= José Marchena Ruiz de Cueto =

Spanish author (1768–1821)

José Marchena Ruiz de Cueto (November 18, 1768 – January 31, 1821), also known as Abate Marchena, was a Spanish writer, who studied with distinction at the University of Salamanca.

He was born at Utrera. He took minor orders and was for some time professor at the seminary of Vergara, but he became a convert to the doctrines of the French philosophes, scandalizing his acquaintances by his professions of materialism and his denunciations of celibacy. His writings being brought before the Inquisition in 1792, Marchena escaped to Paris, where he is said to have collaborated with Marat in L'Ami du peuple; at a later date he organized a revolutionary movement at Bayonne, returned to Paris, avowed his sympathies with the Girondists, and refused the advances of Robespierre.

He acted as editor of L'Ami des lois and other French journals until 1799, when he was expelled from France; he succeeded, however, in obtaining employment under General Moreau, upon whose fall in 1804 he declared himself a Bonapartist.

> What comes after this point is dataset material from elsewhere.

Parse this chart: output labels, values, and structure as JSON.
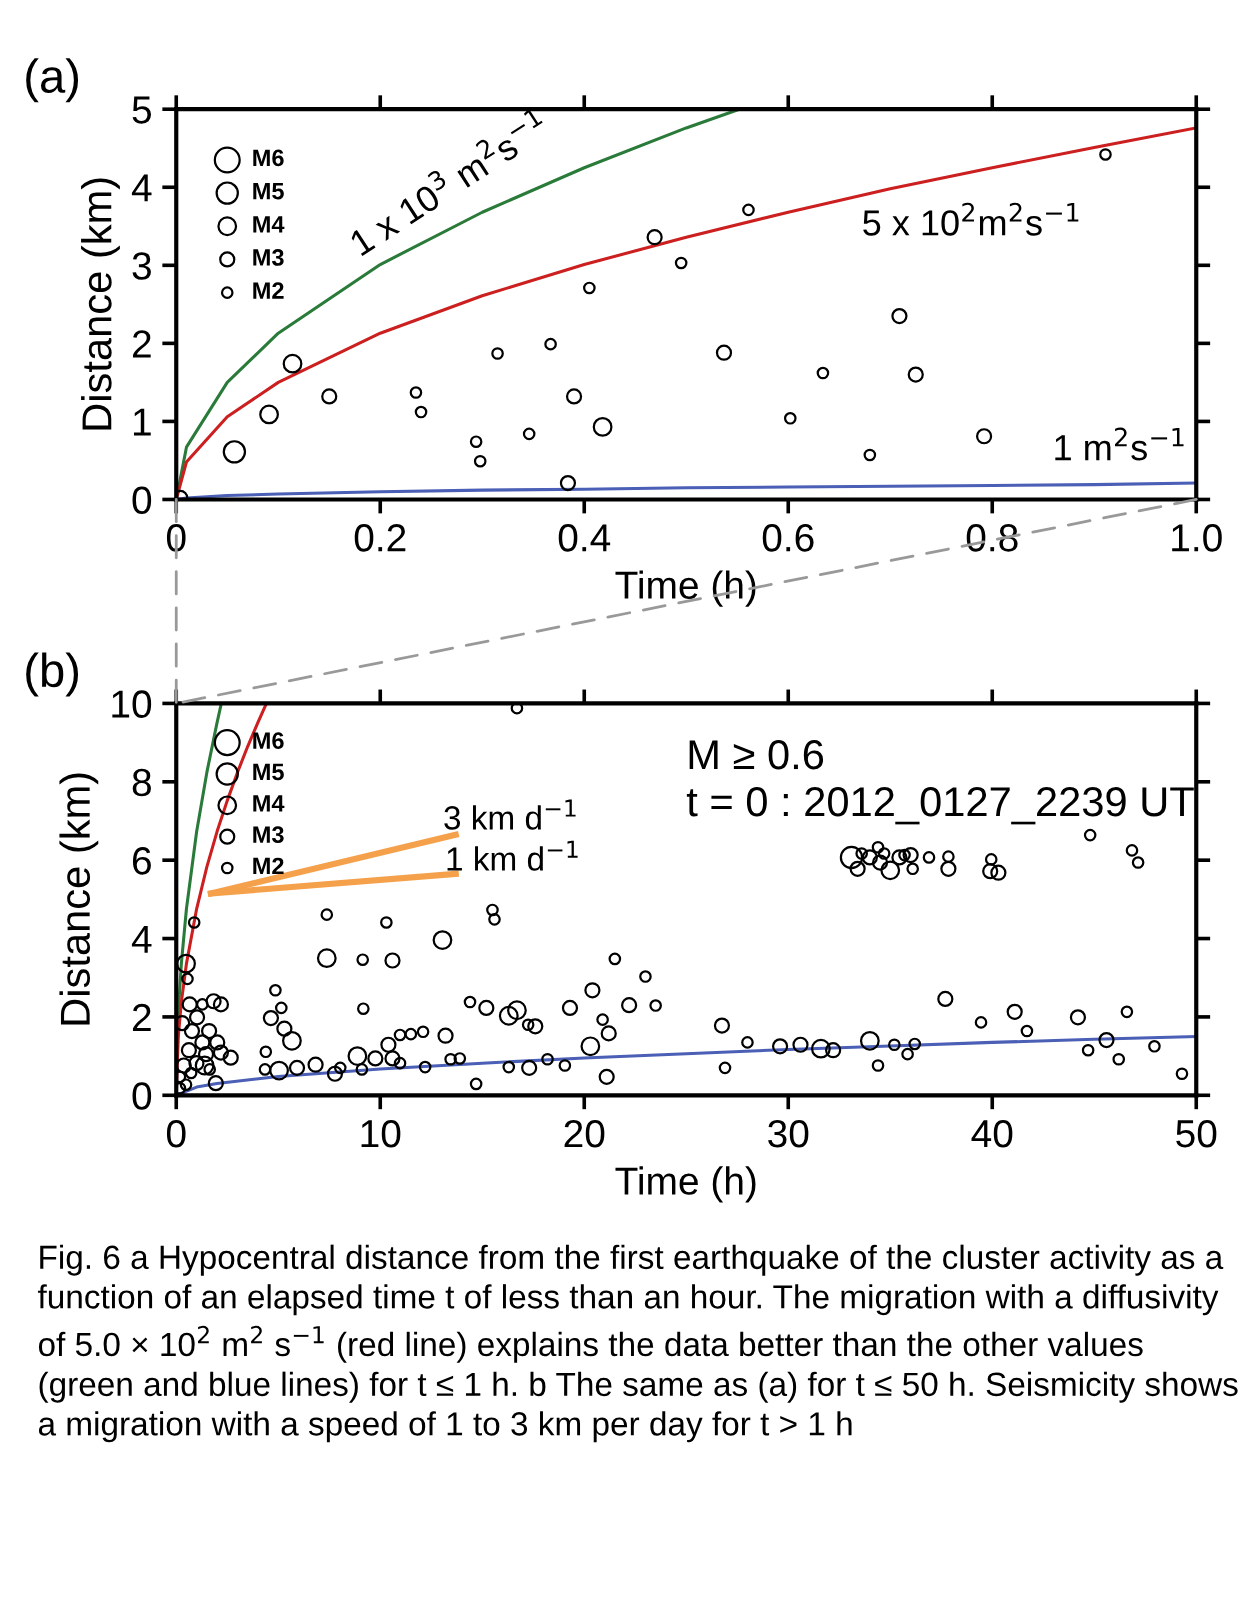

In 1808 he accompanied Murat, brother in law of Napoléon Bonaparte, to Spain as private secretary; in this same year he was imprisoned by the Inquisition, but was released by Emperor Napoléon I brother Joseph Bonaparte, who appointed him editor of the official Gaceta.

In 1813 Marchena retired to Valencia, and thence to France, where he supported himself by translating into Spanish the works of Montesquieu, Rousseau, Voltaire and Volney.

The Liberal triumph of 1820 opened Spain to him once more, but he was coldly received by the revolutionary party. He died at Madrid shortly before February 26, 1821. The interest of his voluminous writings is almost wholly ephemeral, but they are excellent specimens of trenchant journalism. His Fragmentum Petronii (Basel, 1800), which purports to reconstruct missing passages in the current text of Petronius's Satyricon, is a testimony to Marchena's fine scholarship; but, by the irony of fate, Marchena is best known by his Ode to Christ Crucified, which breathes a spirit of profound and tender piety.